Unpleasant thoughts could wait, though. She'd had enough of those all day.
As she stepped into the ballroom from the back entrance, the train of her evening gown trailing over the parquet floors, she could picture her parents at the far end of the room, receiving their guests as they entered the room from the entrance hall. Had they known the tragedy that would befall their little family?
The Malfoys were there, of course, Lucius' hand on the small of Aunt Cissa's back as he handed her a glass of champagne. Both set of Greengrass couples were in attendance that last year; Astoria's father in deep conversation with his brother, Daphne's father, while their wives laughed with Mrs. Nott.
Pansy glanced up at the hidden alcove overlooking the ballroom and closed her eye, picturing two heads- one white-blonde little boy and a raven-haired little girl- watching over the party-goers from above. She and Draco had always escaped from her nanny elf and instead of playing dragons like he'd wanted, she'd dragged him down her to watch the couples dance. He'd pouted and whined, the poncy little git, but in the end she always got her way.
While their parents had waltzed below, Draco had waltzed with Pansy- albeit grudgingly, putting their dance lessons to good usage. She had pretended she was a grand lady like her mother, and was dancing with her husband. Draco would, of course, be her husband one day. Both sets of parents had agreed; all they had to do was complete the betrothal spell.
It had obviously never been completed. With Lucius in Azkaban on her seventeenth birthday and Draco working to complete his mission for the Dark Lord, their impending nuptials had been put to the side. And then...

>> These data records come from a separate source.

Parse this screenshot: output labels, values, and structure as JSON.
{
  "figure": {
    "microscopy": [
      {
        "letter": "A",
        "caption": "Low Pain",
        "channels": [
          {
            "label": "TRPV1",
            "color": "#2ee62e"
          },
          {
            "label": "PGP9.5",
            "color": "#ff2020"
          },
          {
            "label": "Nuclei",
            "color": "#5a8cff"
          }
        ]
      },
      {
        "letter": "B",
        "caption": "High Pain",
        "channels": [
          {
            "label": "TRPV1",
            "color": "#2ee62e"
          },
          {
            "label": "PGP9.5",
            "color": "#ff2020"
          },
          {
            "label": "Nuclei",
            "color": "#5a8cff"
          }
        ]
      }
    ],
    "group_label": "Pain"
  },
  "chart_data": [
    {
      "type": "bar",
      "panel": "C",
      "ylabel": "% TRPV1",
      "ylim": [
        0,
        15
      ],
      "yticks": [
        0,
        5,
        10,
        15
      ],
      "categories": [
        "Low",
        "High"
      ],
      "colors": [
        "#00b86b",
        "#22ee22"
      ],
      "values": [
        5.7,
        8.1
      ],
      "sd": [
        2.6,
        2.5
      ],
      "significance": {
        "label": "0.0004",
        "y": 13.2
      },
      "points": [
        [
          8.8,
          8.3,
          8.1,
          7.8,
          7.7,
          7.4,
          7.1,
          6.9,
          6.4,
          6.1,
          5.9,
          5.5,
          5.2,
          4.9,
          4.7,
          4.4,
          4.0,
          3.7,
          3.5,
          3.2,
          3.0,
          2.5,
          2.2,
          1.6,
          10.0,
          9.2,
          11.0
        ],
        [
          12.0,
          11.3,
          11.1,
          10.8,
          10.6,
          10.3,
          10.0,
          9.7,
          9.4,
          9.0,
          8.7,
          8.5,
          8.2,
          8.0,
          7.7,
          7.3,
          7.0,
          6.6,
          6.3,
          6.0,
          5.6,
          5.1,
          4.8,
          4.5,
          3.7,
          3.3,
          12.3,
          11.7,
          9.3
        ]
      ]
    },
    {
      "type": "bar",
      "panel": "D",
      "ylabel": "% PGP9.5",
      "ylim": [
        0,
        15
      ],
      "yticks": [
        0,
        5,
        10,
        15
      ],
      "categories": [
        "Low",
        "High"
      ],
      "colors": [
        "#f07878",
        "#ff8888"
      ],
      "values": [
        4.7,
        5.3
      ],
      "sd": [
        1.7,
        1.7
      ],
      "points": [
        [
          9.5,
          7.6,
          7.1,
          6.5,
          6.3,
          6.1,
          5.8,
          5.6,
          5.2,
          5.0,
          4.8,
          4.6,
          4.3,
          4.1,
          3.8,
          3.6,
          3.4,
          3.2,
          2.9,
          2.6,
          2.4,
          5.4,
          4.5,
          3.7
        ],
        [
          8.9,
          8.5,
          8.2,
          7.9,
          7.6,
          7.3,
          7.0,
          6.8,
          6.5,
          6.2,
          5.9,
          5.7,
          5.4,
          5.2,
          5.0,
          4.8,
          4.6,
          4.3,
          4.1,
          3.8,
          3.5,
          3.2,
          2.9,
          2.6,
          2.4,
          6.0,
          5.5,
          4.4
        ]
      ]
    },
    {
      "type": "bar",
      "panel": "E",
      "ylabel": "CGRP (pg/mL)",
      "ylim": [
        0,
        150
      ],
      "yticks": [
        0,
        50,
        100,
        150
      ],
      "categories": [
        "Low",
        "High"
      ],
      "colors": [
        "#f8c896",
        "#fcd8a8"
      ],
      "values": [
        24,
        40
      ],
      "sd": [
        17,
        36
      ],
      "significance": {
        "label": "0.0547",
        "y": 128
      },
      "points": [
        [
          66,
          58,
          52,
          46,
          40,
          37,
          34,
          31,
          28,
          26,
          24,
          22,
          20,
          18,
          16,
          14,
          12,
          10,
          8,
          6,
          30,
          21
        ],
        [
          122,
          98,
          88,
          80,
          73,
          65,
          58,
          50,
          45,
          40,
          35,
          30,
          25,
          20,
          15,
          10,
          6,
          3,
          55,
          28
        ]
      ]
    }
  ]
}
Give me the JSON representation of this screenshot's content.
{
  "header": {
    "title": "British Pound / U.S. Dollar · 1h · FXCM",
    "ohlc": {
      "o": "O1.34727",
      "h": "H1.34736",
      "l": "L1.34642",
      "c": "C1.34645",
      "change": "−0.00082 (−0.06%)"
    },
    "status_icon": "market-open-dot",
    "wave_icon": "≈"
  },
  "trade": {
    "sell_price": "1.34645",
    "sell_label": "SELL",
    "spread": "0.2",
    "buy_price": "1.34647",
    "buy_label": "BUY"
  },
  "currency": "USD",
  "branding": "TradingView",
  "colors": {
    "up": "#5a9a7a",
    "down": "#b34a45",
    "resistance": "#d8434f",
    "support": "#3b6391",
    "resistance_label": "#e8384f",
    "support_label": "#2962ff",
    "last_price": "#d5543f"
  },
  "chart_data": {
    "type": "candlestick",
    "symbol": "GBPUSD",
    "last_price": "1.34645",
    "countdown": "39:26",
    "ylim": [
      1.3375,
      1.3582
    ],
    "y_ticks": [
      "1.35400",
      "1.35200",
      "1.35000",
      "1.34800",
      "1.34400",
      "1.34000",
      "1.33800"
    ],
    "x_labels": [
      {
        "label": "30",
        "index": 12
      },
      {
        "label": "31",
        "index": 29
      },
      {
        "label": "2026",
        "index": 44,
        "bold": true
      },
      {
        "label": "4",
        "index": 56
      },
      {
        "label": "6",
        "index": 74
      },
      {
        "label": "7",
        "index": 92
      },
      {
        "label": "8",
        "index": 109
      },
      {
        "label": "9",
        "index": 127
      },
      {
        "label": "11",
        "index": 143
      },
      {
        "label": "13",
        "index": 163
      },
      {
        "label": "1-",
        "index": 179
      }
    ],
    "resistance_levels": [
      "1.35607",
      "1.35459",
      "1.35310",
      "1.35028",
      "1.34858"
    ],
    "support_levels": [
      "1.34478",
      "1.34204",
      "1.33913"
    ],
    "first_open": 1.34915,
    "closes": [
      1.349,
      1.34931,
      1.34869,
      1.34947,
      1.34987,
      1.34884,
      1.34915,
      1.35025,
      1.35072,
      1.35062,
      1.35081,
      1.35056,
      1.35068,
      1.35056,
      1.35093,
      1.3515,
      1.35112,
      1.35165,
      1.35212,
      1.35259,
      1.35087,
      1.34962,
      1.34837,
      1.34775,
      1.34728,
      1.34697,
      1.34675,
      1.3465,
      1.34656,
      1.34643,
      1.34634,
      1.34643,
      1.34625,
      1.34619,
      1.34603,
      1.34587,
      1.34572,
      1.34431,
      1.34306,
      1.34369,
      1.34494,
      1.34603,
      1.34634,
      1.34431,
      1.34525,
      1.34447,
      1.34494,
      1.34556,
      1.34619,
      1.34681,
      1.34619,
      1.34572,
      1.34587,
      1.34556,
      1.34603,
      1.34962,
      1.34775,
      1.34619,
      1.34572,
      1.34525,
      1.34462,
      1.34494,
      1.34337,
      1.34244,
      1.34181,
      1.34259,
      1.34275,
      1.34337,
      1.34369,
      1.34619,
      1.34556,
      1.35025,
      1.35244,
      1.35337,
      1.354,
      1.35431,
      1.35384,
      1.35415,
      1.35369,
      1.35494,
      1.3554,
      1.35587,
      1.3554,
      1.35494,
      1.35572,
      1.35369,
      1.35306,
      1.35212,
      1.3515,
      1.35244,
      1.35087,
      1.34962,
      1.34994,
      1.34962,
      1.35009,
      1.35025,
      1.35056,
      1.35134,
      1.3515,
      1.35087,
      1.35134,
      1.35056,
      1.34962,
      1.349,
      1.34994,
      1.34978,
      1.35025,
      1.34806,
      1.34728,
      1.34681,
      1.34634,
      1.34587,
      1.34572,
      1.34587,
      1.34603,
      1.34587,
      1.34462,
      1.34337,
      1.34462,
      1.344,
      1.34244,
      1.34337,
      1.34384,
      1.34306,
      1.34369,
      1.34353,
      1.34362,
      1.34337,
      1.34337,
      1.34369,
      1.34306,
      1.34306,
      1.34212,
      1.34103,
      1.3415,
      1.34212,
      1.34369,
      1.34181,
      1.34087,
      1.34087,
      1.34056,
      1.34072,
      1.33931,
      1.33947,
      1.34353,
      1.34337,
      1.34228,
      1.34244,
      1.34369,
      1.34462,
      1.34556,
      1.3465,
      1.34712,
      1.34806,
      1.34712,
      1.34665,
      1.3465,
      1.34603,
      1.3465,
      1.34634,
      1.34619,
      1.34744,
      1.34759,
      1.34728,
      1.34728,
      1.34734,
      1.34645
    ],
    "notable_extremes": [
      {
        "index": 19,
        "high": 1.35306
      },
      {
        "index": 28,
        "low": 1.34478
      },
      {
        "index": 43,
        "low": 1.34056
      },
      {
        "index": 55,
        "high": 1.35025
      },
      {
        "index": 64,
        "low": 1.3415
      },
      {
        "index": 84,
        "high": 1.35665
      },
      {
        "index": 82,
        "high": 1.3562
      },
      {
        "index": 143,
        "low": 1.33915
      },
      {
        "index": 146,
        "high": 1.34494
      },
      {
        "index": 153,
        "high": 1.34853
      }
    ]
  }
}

Her eyes opened as the last strains of her mind's waltz trailed off, leaving the room completely silent. She was alone, a war orphan hated by much of society simply because of her last name.
Was she an innocent? She scoffed lightly. No one went through seven years in Slytherin house and came out innocent. Most had lost their innocence even before age eleven. But was she the heinous, ruthless killer that the Ministry would make her out to be? Of course not.
Save for the arranged murder of Alexander Mason, of course.
Maybe I will go to Paris for Christmas, she thought. The Manor was far too much room for a single occupant, but it was home and Pansy would never leave. The Ministry would have to pry the deed out of her cold, dead hands.
With that thought, she gave the room a final glance before she turned her back on her memories, her dress whispering as it trailed behind her.
Summary: Pansy reminisces on her birthday.